Suppose I have two arbitrary discrete probability distributions with the same domain.
I want to convolve the two together to come up with third distribution, however I want them to be weighted.
Here's what I have so far.
Let's say that the distributions' domain goes from $[1,N]$. I get the $N$ probability values of both distributions and perform a DFT. I now have two lists of complex numbers of length $N$.
I now multiply the elements of both lists together $c_i = a_i \times b_i$ and preform a reverse DFT to get the convolved distribution.
This is a normal, unweighted convolution.
Let's say I want "more of distribution $a$ than distribution $b$ inside the convovled distribution $c$". I cannot simply say $c_i = (w_1 \times a_i) \times (w_2 \times b_i)$ where $w_1 > w_2$ and $w_1 + w_2 = 1$ because the individual weights lose their meaning and are applied to both terms.
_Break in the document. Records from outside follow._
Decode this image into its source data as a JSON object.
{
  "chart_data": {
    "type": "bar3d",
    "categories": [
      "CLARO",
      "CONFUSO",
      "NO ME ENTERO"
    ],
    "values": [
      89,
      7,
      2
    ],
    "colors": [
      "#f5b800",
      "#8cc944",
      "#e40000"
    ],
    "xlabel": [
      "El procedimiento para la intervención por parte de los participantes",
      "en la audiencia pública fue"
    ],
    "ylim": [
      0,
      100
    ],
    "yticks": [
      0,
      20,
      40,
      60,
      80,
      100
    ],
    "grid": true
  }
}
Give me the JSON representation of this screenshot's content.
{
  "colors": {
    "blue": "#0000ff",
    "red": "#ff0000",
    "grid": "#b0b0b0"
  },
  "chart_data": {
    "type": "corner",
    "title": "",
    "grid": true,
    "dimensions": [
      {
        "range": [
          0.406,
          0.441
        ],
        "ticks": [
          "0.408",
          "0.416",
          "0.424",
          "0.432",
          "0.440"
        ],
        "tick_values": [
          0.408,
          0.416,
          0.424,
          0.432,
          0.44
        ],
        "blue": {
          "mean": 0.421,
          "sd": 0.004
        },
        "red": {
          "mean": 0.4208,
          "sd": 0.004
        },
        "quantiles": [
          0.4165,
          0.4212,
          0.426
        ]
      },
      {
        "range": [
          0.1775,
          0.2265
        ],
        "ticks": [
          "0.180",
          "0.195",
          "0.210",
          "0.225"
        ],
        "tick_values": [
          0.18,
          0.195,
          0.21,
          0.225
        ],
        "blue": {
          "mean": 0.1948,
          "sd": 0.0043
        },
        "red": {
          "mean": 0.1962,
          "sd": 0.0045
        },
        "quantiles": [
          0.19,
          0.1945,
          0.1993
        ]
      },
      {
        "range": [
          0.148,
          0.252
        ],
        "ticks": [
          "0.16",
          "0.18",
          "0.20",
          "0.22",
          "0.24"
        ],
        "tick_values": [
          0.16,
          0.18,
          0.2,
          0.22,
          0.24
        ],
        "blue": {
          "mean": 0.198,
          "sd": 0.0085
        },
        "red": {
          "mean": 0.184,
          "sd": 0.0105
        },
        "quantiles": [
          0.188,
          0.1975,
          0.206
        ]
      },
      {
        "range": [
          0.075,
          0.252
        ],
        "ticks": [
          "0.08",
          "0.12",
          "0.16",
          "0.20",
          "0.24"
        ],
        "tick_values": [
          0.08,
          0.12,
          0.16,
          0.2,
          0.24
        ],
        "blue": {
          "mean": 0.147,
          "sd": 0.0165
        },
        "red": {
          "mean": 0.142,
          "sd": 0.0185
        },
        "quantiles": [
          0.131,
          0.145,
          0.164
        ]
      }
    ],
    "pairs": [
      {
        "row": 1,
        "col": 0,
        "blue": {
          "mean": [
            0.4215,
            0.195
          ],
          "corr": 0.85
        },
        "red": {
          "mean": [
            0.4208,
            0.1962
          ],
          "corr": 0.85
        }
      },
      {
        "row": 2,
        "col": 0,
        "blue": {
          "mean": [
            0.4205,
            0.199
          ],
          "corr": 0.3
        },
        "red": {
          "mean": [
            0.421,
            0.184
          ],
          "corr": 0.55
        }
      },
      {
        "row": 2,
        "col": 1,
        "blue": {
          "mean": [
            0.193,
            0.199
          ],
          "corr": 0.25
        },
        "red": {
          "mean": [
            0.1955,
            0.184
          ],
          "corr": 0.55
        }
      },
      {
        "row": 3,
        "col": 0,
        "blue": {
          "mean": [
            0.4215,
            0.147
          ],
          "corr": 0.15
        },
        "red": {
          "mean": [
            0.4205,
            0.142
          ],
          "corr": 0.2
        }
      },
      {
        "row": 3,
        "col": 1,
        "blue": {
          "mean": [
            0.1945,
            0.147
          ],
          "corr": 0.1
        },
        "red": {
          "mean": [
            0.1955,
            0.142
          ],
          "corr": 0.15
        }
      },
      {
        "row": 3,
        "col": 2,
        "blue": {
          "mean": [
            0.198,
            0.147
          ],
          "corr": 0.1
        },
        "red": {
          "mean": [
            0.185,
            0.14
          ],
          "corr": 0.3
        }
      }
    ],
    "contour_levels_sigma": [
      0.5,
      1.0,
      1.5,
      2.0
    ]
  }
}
I'll tell you what I'm doing and why I want this:
I have a list of elements, and I need to select one. I have two very different ways of choosing which element is the "fittest", which absolutely cannot be compared.
I create two probability distribution functions for the list of elements for each of the different fitness metrics and convolve them together. I then choose a random element from the list based on the convolved distribution.
This is fine if I want to give equal weighting to both metrics, but, in fact, I want to arbitrarily specify the weighting of the two metrics when deciding which element to choose.
Any ideas? Can this even be done or am I approaching this from an entirely wrong direction?
If I want to give metric $a$ a weighting of $2$ and metric $b$ a weighting of $1$, would I need to do $c = (a \star(a \star b))$? In which case performing arbitrary weightings would end up being a little cumbersome?